Approaches to Estimation

In Data 8 we defined a parameter to be a number associated with a population or with a distribution in a model. In all of the inference we have done so far, we have assumed that a parameter is a fixed number, possibly unknown. We have developed methods of estimation that attempt to capture an unknown fixed parameter in a confidence interval based on the data in random draws from the population.

We will start this chapter by developing a general method that allows us to come up with good estimates of fixed parameters. Essentially, it looks among all the possible values of the parameter and picks the one that maximizes the chance of getting the observed sample.

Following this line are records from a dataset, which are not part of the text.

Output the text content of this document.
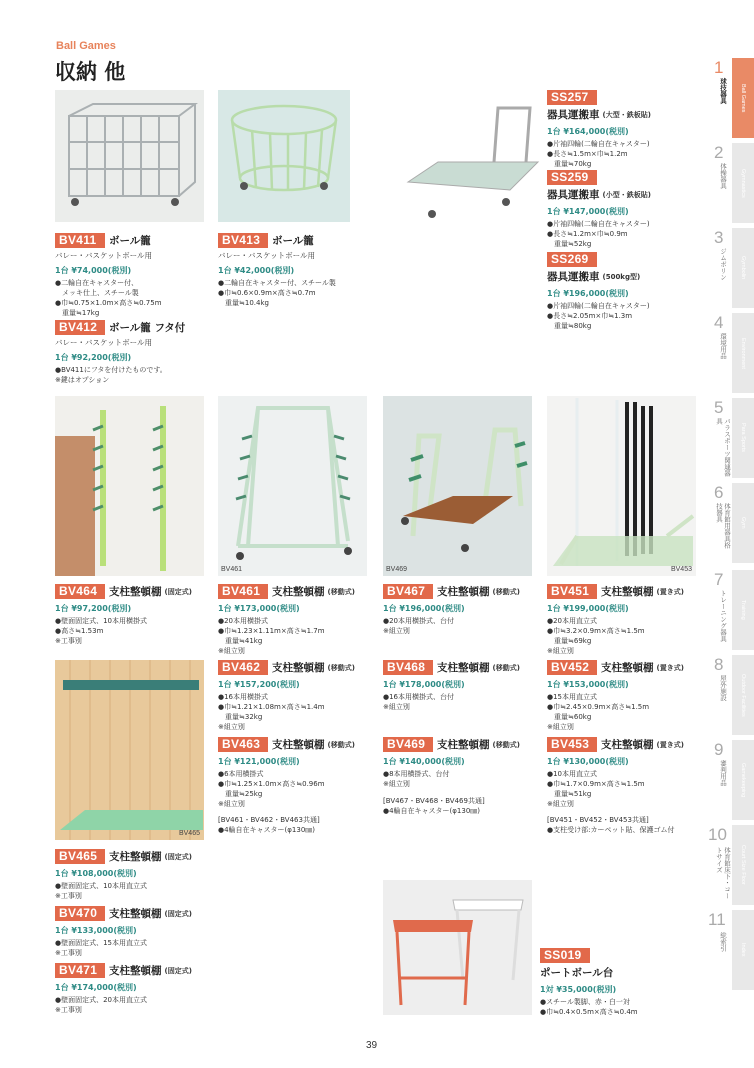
Ball Games
収納 他
BV461	BV469	BV453
BV465
BV411	ボール籠
バレー・バスケットボール用
1台 ¥74,000(税別)
●二輪自在キャスター付、
　メッキ仕上、スチール製
●巾≒0.75×1.0m×高さ≒0.75m
　重量≒17kg
BV413	ボール籠
バレー・バスケットボール用
1台 ¥42,000(税別)
●二輪自在キャスター付、スチール製
●巾≒0.6×0.9m×高さ≒0.7m
　重量≒10.4kg
BV412	ボール籠 フタ付
バレー・バスケットボール用
1台 ¥92,200(税別)
●BV411にフタを付けたものです。
※鍵はオプション
SS257
器具運搬車 (大型・鉄板貼)
1台 ¥164,000(税別)
●片袖四輪(二輪自在キャスター)
●長さ≒1.5m×巾≒1.2m
　重量≒70kg
SS259
器具運搬車 (小型・鉄板貼)
1台 ¥147,000(税別)
●片袖四輪(二輪自在キャスター)
●長さ≒1.2m×巾≒0.9m
　重量≒52kg
SS269
器具運搬車 (500kg型)
1台 ¥196,000(税別)
●片袖四輪(二輪自在キャスター)
●長さ≒2.05m×巾≒1.3m
　重量≒80kg
BV464	支柱整頓棚 (固定式)
1台 ¥97,200(税別)
●壁面固定式、10本用横掛式
●高さ≒1.53m
※工事別
BV461	支柱整頓棚 (移動式)
1台 ¥173,000(税別)
●20本用横掛式
●巾≒1.23×1.11m×高さ≒1.7m
　重量≒41kg
※組立別
BV462	支柱整頓棚 (移動式)
1台 ¥157,200(税別)
●16本用横掛式
●巾≒1.21×1.08m×高さ≒1.4m
　重量≒32kg
※組立別
BV463	支柱整頓棚 (移動式)
1台 ¥121,000(税別)
●6本用横掛式
●巾≒1.25×1.0m×高さ≒0.96m
　重量≒25kg
※組立別
[BV461・BV462・BV463共通]
●4輪自在キャスター(φ130㎜)
BV467	支柱整頓棚 (移動式)
1台 ¥196,000(税別)
●20本用横掛式、台付
※組立別
BV468	支柱整頓棚 (移動式)
1台 ¥178,000(税別)
●16本用横掛式、台付
※組立別
BV469	支柱整頓棚 (移動式)
1台 ¥140,000(税別)
●8本用横掛式、台付
※組立別
[BV467・BV468・BV469共通]
●4輪自在キャスター(φ130㎜)
BV451	支柱整頓棚 (置き式)
1台 ¥199,000(税別)
●20本用直立式
●巾≒3.2×0.9m×高さ≒1.5m
　重量≒69kg
※組立別
BV452	支柱整頓棚 (置き式)
1台 ¥153,000(税別)
●15本用直立式
●巾≒2.45×0.9m×高さ≒1.5m
　重量≒60kg
※組立別
BV453	支柱整頓棚 (置き式)
1台 ¥130,000(税別)
●10本用直立式
●巾≒1.7×0.9m×高さ≒1.5m
　重量≒51kg
※組立別
[BV451・BV452・BV453共通]
●支柱受け部:カーペット貼、保護ゴム付
BV465	支柱整頓棚 (固定式)
1台 ¥108,000(税別)
●壁面固定式、10本用直立式
※工事別
BV470	支柱整頓棚 (固定式)
1台 ¥133,000(税別)
●壁面固定式、15本用直立式
※工事別
BV471	支柱整頓棚 (固定式)
1台 ¥174,000(税別)
●壁面固定式、20本用直立式
※工事別
SS019
ポートボール台
1対 ¥35,000(税別)
●スチール製脚、赤・白一対
●巾≒0.4×0.5m×高さ≒0.4m
1
Ball Games
2
Gymnastics
3
Gymbolin
4
Environment
5
Para Sports
6
Gym
7
Training
8
Outdoor Facilities
9
Gamekeeping
10
Court Size Floor
11
Index
球技器具
体操器具
ジムボリン
環境用品
パラスポーツ関連器具
体育館用器具格技器具
トレーニング器具
屋外施設
審判用品
体育館床下・コートサイズ
総索引
39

But there is another way of thinking about unknown parameters. Instead of imagining them as fixed, we can think of them as random; the randomness is due to our own degree of uncertainty about the parameters. For example, if we think that the chance that a kind of email message is a phishing attempt is somewhere around 70%, then we can imagine the chance itself to be random, picked from a distribution that puts much of its mass around 70%.

Once we have gathered data about various kinds of email messages and whether or not they are phishing attempts, we can update our belief based on the data. We can represent this updated opinion as a distribution calculated by Bayes' Rule after the data have been collected.

In this chapter we will set out the basic terminology and method of this way of updating our opinion about a parameter. We will then make connections between the results of the two approaches.